分野別セミナー

Laser-matter interactions give rise to thermal gradients in the molten surface layer: (i) parallel
to the surface, ΔT‖, which is driving force for the Marangoni convection or the surface tension
instability, and (ii) vertical to the surface, ΔT⊥, which is driving force for the Rayleigh-
Benard or the thermal convection instability.
Surface tension instability: To generate ΔT‖, a Gaussian power profile on the chromium
nanolayer of 500 nm thickness has been used. The external control parameter was the laser
energy E (at N = constant number of pulses), in the confined configuration of experiment. The
surface tension gradient, ∂σ/∂T‖, caused the formation of traveling waves (TW) inclined
under an angle φ with respect to ΔT‖. The angle φ and the wavevector k change showing
alternation with increasing E, thus establishing the cascade of the left-right inclinations. The
left-inclined and the right-inclined TW can be simulated on the basis of CGLE, taking the
critical wavevector kc, and the critical frequency ωc from the experiment. However, at E ~
100 mJ, the wave inclination vanishes (φ = 0), and the wavevector k decreases to some
constant value (soft mode like behavior).

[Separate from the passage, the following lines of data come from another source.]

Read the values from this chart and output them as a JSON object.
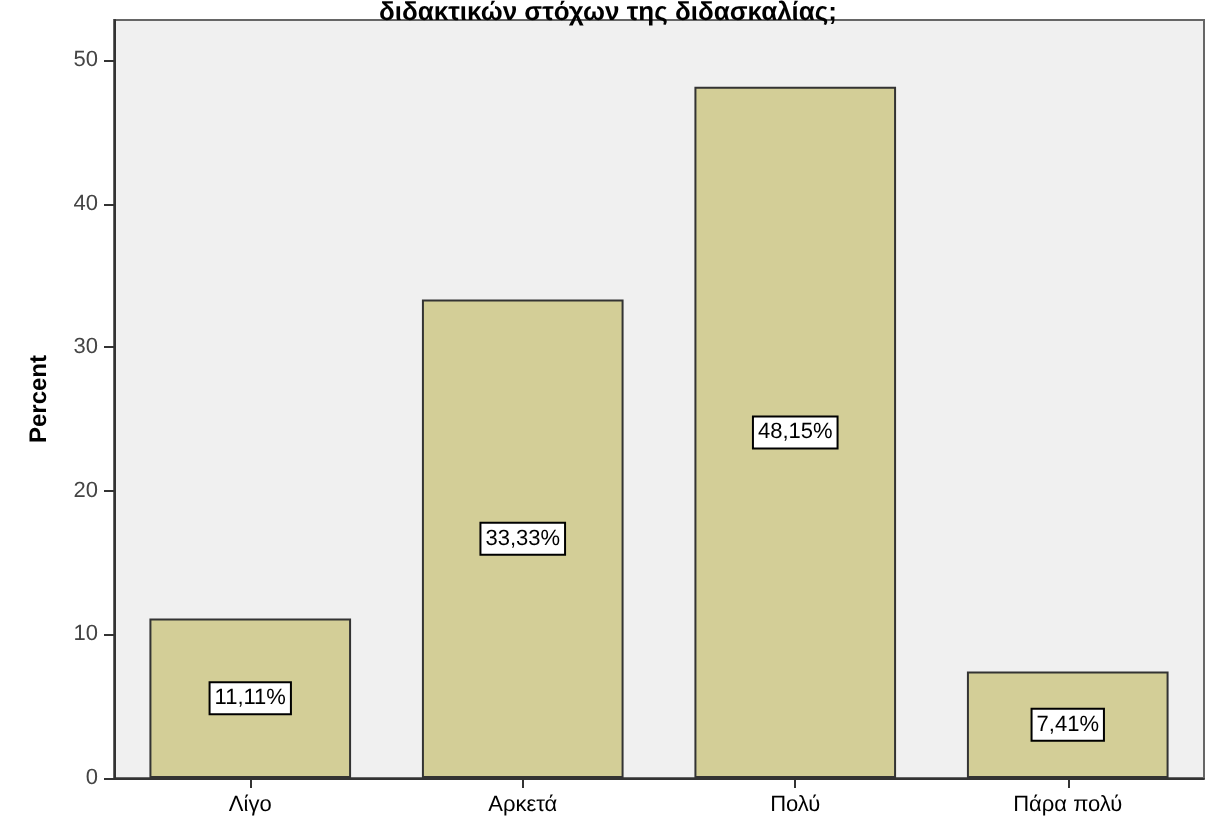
{
  "chart_data": {
    "type": "bar",
    "title": "διδακτικών στόχων της διδασκαλίας;",
    "ylabel": "Percent",
    "categories": [
      "Λίγο",
      "Αρκετά",
      "Πολύ",
      "Πάρα πολύ"
    ],
    "values": [
      11.11,
      33.33,
      48.15,
      7.41
    ],
    "value_labels": [
      "11,11%",
      "33,33%",
      "48,15%",
      "7,41%"
    ],
    "color": "#d3ce97",
    "ylim": [
      0,
      52.8
    ],
    "yticks": [
      0,
      10,
      20,
      30,
      40,
      50
    ],
    "grid": false
  }
}
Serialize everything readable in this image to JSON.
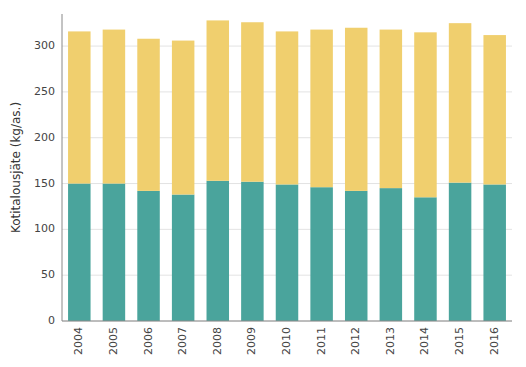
{
  "chart_data": {
    "type": "bar",
    "stacked": true,
    "grid": true,
    "ylabel": "Kotitalousjäte (kg/as.)",
    "categories": [
      "2004",
      "2005",
      "2006",
      "2007",
      "2008",
      "2009",
      "2010",
      "2011",
      "2012",
      "2013",
      "2014",
      "2015",
      "2016"
    ],
    "series": [
      {
        "color": "#4aa49c",
        "values": [
          150,
          150,
          142,
          138,
          153,
          152,
          149,
          146,
          142,
          145,
          135,
          151,
          149
        ]
      },
      {
        "color": "#f0cf6e",
        "values": [
          166,
          168,
          166,
          168,
          175,
          174,
          167,
          172,
          178,
          173,
          180,
          174,
          163
        ]
      }
    ],
    "ylim": [
      0,
      335
    ],
    "yticks": [
      0,
      50,
      100,
      150,
      200,
      250,
      300
    ]
  }
}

This pretransitional effect is connected with
initiation of the radial fluid flow and the new type of instability which is more efficient energy
dissipation channel, like the RT and the RM instability.
Thermal convection instability: To generate ΔT⊥, a homogenized laser beam and flat power
distribution on the SiON/Si interface layer of 350 – 400 nm thick, have been used. The
external control parameter was the number of pulses N (at E = const.), in the open
configuration of experiment. The Boussinesq conditions cause the formation of domains with
the parallel roll organization, the inclined wavy-like, and the chaotic ones. The Fourier
analysis of these domains gives the structure factor S(k), and the correlation length of the
wavevectors. Numerical simulation based on 2D Swift-Hohenberg equation reproduces the
roll organization together with the secondary instabilities that evolve in time, starting with the
long-wavelength “ZigZag” instability, than both the “ZigZag” and the Eckhaus instability,
and finally with the Eckhaus instability only. However, the micrographic analysis reveals that
at N ≳ 20, the roll structures grow faster at some locations. This indicates the pretransitional
behavior connected with initiation of the fluid flow from the center to the periphery of the
spot and transition into the multiple absolute instability. Such cascade-like absolute instability
under series of pulses, causes the wavy agglomeration of rolls into well separated bands. The
roll structures become interconnected into the pattern of a high topological complexity that
resembles the topology of neural networks.